Overview: Create a media product, usually a combination of texts such as television, advertising, marketing, magazines, or online media. The project should showcase an understanding of the media industry and the key conventions of chosen genres.
Portfolio: Coursework is often split into two components:
Pactical production: This is the media product you create (e.g., a short film, music video, magazine, etc.).
Evaluation: Reflection on and evaluation of the production process, explaining your choices in terms of conventions, target audience, and how your media product fits into the wider media landscape.
Key Elements to Include:
Research: Required to research existing media products in your chosen genre. This includes analyzing conventions, audiences, and how similar products are structured.
Planning: This includes storyboarding, planning the layout, sketching design ideas, and outlining your vision for the final product.
Production: The actual creation of your media product, which involves practical skills such as filming, editing, design, or coding.
Evaluation: An analysis of your work, what you learned, and how your product communicates with its intended audience.
Assessment Criteria:
Knowledge and understanding of media: How well you apply theories and conventions in your work.
Creativity and originality: The innovation in your media product.
Technical skills: How effectively you use the media tools to create your product (e.g., filming techniques, editing software, graphic design).
Evaluation and analysis: Your ability to reflect critically on your work, including both strengths and weaknesses.
Audience and Purpose: You must clearly define the target audience for your media product and how it communicates its message.
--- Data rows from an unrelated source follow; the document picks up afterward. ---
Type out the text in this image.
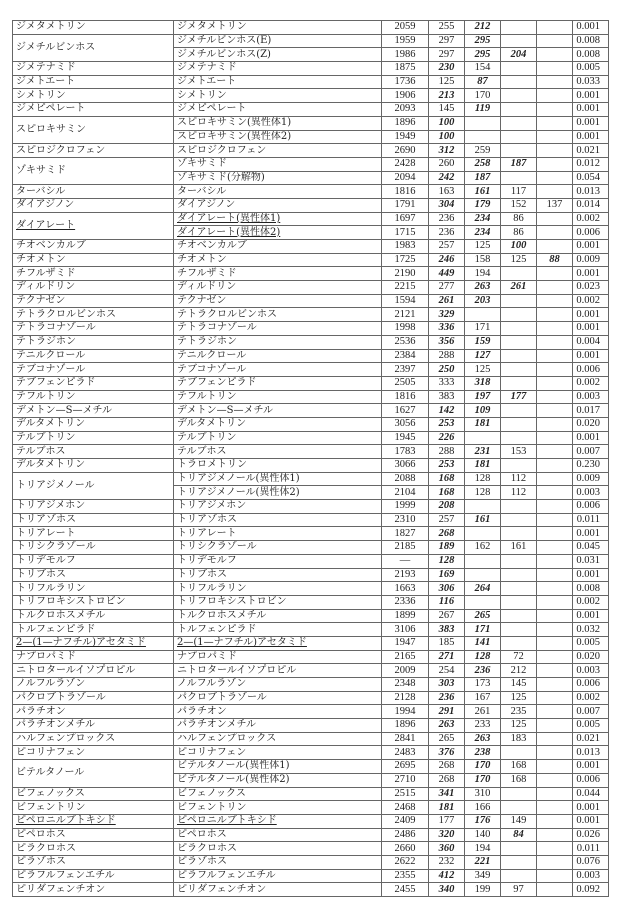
ジメタメトリン	ジメタメトリン	2059	255	212			0.001
ジメチルビンホス	ジメチルビンホス(E)	1959	297	295			0.008
	ジメチルビンホス(Z)	1986	297	295	204		0.008
ジメテナミド	ジメテナミド	1875	230	154			0.005
ジメトエート	ジメトエート	1736	125	87			0.033
シメトリン	シメトリン	1906	213	170			0.001
ジメピペレート	ジメピペレート	2093	145	119			0.001
スピロキサミン	スピロキサミン(異性体1)	1896	100				0.001
	スピロキサミン(異性体2)	1949	100				0.001
スピロジクロフェン	スピロジクロフェン	2690	312	259			0.021
ゾキサミド	ゾキサミド	2428	260	258	187		0.012
	ゾキサミド(分解物)	2094	242	187			0.054
ターバシル	ターバシル	1816	163	161	117		0.013
ダイアジノン	ダイアジノン	1791	304	179	152	137	0.014
ダイアレート	ダイアレート(異性体1)	1697	236	234	86		0.002
	ダイアレート(異性体2)	1715	236	234	86		0.006
チオベンカルブ	チオベンカルブ	1983	257	125	100		0.001
チオメトン	チオメトン	1725	246	158	125	88	0.009
チフルザミド	チフルザミド	2190	449	194			0.001
ディルドリン	ディルドリン	2215	277	263	261		0.023
テクナゼン	テクナゼン	1594	261	203			0.002
テトラクロルビンホス	テトラクロルビンホス	2121	329				0.001
テトラコナゾール	テトラコナゾール	1998	336	171			0.001
テトラジホン	テトラジホン	2536	356	159			0.004
テニルクロール	テニルクロール	2384	288	127			0.001
テブコナゾール	テブコナゾール	2397	250	125			0.006
テブフェンピラド	テブフェンピラド	2505	333	318			0.002
テフルトリン	テフルトリン	1816	383	197	177		0.003
デメトン—S—メチル	デメトン—S—メチル	1627	142	109			0.017
デルタメトリン	デルタメトリン	3056	253	181			0.020
テルブトリン	テルブトリン	1945	226				0.001
テルブホス	テルブホス	1783	288	231	153		0.007
デルタメトリン	トラロメトリン	3066	253	181			0.230
トリアジメノール	トリアジメノール(異性体1)	2088	168	128	112		0.009
	トリアジメノール(異性体2)	2104	168	128	112		0.003
トリアジメホン	トリアジメホン	1999	208				0.006
トリアゾホス	トリアゾホス	2310	257	161			0.011
トリアレート	トリアレート	1827	268				0.001
トリシクラゾール	トリシクラゾール	2185	189	162	161		0.045
トリデモルフ	トリデモルフ	—	128				0.031
トリブホス	トリブホス	2193	169				0.001
トリフルラリン	トリフルラリン	1663	306	264			0.008
トリフロキシストロビン	トリフロキシストロビン	2336	116				0.002
トルクロホスメチル	トルクロホスメチル	1899	267	265			0.001
トルフェンピラド	トルフェンピラド	3106	383	171			0.032
2—(1—ナフチル)アセタミド	2—(1—ナフチル)アセタミド	1947	185	141			0.005
ナプロパミド	ナプロパミド	2165	271	128	72		0.020
ニトロタールイソプロピル	ニトロタールイソプロピル	2009	254	236	212		0.003
ノルフルラゾン	ノルフルラゾン	2348	303	173	145		0.006
パクロブトラゾール	パクロブトラゾール	2128	236	167	125		0.002
パラチオン	パラチオン	1994	291	261	235		0.007
パラチオンメチル	パラチオンメチル	1896	263	233	125		0.005
ハルフェンプロックス	ハルフェンプロックス	2841	265	263	183		0.021
ピコリナフェン	ピコリナフェン	2483	376	238			0.013
ビテルタノール	ビテルタノール(異性体1)	2695	268	170	168		0.001
	ビテルタノール(異性体2)	2710	268	170	168		0.006
ビフェノックス	ビフェノックス	2515	341	310			0.044
ビフェントリン	ビフェントリン	2468	181	166			0.001
ピペロニルブトキシド	ピペロニルブトキシド	2409	177	176	149		0.001
ピペロホス	ピペロホス	2486	320	140	84		0.026
ピラクロホス	ピラクロホス	2660	360	194			0.011
ピラゾホス	ピラゾホス	2622	232	221			0.076
ピラフルフェンエチル	ピラフルフェンエチル	2355	412	349			0.003
ピリダフェンチオン	ピリダフェンチオン	2455	340	199	97		0.092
The coursework often requires you to explain the purpose of your product and how it fits within a specific context (e.g., marketing, entertainment, social change).
Real-World Connection: The coursework encourages you to consider how your product might fit within the professional media world, such as understanding industry practices and audience expectations.
The project requires students to apply their understanding of the theoretical framework (media language, representation, media industries, and audiences) and digital convergence.